Status: 07/14/2021 2:38 p.m.

In view of galloping inflation of recently 17.5 percent, the Turkish central bank left its key interest rate unchanged, as expected – at 19 percent. And there is still no turning point in sight.

The Turkish central bank is sticking to its high interest rate policy in July as well. She left the key rate at 19 percent today. It has thus remained unchanged since March. The decision was expected after it became known a few days ago that the inflation rate in Turkey rose to 17.5 percent in June. In May the increase was 17.0 percent. Company producer prices even rose by 42.9 percent in June.

This indicates that consumer prices are likely to rise even further in the coming months, as the manufacturing costs of companies usually also have a time-delayed effect on consumer prices. In addition, the weak exchange rate of the Turkish lira makes imports more expensive, above all oil and other raw materials, which are to be paid for in dollars. This means that the central bank’s room for maneuver to lower the key interest rate is likely to remain very limited.

In their communication there is no indication of an imminent change in the current monetary policy stance. On the contrary: the central bank is determined to leave the key interest rate unchanged until the significant decline in inflation forecast in April has been achieved and consumer prices have eased.

Interest rate has long been a political issue

At its last meeting, the central bank had signaled that it was moving towards lowering the key interest rate.
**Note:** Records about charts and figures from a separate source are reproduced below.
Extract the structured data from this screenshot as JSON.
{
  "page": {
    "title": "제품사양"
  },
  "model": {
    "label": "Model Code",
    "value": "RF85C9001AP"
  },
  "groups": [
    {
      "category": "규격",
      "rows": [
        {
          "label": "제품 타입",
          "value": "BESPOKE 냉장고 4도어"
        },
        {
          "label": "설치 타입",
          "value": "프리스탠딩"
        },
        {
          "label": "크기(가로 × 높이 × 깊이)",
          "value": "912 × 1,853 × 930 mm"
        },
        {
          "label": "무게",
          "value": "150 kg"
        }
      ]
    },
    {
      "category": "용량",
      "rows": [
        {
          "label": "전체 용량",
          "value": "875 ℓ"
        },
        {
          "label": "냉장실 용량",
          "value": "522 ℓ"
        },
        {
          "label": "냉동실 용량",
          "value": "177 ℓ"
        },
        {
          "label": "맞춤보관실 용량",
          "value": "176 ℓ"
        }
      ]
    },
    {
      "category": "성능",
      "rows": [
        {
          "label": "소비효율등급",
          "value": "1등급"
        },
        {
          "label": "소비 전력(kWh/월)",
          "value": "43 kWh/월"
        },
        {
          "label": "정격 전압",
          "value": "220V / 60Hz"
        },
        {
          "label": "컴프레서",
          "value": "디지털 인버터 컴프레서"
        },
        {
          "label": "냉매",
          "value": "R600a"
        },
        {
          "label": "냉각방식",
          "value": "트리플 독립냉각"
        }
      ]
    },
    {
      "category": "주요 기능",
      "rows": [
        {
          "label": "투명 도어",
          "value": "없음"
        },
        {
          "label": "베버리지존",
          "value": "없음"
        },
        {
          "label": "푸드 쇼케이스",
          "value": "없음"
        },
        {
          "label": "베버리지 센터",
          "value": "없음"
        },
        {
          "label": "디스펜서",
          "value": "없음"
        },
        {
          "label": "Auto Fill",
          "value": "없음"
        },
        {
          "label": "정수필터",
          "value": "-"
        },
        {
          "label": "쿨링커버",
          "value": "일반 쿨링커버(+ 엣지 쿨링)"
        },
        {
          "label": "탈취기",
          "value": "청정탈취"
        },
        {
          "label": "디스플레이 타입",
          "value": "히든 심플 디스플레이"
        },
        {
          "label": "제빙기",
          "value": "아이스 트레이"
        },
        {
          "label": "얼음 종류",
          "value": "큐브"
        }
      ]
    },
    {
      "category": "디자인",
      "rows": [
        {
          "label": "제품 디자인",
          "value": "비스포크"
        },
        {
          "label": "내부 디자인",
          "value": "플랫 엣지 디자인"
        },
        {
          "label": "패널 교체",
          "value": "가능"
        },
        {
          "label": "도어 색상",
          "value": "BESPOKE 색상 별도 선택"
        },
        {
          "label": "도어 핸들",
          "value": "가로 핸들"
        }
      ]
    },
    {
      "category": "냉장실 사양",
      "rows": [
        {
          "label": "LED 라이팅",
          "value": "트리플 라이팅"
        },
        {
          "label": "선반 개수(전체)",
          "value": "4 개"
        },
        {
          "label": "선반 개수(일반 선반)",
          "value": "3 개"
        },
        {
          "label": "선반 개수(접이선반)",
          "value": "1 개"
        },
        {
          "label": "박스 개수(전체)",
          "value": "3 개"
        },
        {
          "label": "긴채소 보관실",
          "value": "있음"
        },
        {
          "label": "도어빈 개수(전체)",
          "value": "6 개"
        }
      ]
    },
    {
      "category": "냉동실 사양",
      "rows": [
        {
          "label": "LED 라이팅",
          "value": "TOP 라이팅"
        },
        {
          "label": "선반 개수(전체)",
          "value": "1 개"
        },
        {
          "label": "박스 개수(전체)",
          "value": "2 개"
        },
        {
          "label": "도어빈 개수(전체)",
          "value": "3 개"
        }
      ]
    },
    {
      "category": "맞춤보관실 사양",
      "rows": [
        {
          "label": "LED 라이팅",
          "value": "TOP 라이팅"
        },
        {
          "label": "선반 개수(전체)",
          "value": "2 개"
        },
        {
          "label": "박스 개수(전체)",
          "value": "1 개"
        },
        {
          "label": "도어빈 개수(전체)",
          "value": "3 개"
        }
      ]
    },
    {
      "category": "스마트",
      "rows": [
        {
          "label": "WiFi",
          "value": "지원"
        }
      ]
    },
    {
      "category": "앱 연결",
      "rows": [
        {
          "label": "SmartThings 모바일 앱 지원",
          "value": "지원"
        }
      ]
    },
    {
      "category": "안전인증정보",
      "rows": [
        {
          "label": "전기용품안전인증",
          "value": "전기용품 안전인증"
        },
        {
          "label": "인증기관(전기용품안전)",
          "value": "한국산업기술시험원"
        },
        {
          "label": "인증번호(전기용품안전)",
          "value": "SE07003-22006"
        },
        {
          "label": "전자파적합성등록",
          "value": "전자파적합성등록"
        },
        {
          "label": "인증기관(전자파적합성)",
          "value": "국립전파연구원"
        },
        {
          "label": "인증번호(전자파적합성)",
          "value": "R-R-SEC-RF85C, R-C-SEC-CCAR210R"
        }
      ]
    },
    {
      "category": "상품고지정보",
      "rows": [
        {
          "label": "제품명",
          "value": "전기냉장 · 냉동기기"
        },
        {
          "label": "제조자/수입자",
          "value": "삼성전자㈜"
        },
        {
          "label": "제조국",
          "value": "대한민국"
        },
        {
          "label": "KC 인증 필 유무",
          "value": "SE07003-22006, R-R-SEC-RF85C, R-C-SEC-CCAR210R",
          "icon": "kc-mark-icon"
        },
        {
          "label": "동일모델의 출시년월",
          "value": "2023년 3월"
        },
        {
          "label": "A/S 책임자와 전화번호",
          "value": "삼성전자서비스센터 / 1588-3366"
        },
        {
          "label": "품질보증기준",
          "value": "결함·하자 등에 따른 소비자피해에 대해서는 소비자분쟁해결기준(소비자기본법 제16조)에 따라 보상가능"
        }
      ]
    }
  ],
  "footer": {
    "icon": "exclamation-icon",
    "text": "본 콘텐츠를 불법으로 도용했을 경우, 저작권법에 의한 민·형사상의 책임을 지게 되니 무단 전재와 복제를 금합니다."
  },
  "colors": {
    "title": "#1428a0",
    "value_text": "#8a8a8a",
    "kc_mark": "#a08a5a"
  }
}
Experts expect this to happen at the end of the year. The reason for this is the hope that inflation will decline towards the end of the year. However, the declared interest rate opponent and influential head of state Recep Tayyip Erdogan has already thought aloud that the summer months would also be an option for an interest rate cut. This has led analysts to warn that the lira and the economy may suffer from an early decline.

In March Erdogan dismissed the governor of the central bank, Naci Agbal, after he had raised the key interest rate from 17 to 19 percent. At the beginning of the year, the head of state had promised to accept the “bitter pill” of high interest rates to curb the double-digit rate of inflation. Agbal’s successor, Sahap Kavcioglu, a former AKP MP, is also actually seen as a proponent of low interest rates. But the rising inflation apparently leaves him no choice but to stick to the restrictive monetary policy of his predecessor.

Strong economic recovery expected

This is all the more true as the country’s economic recovery is continuing despite high interest rates. The central bank speaks of a strong development in the domestic economy. The growing number of corona vaccinations in the country is facilitating the recovery of the service and tourism industries, which have suffered particularly from the pandemic, writes the central bank. This will lead to broader economic growth than before. The economists of the major rating agencies recently expected a strong recovery. Moody’s expects growth of four percent, Fitch Rating even 6.7 percent – despite the continued rampant inflation.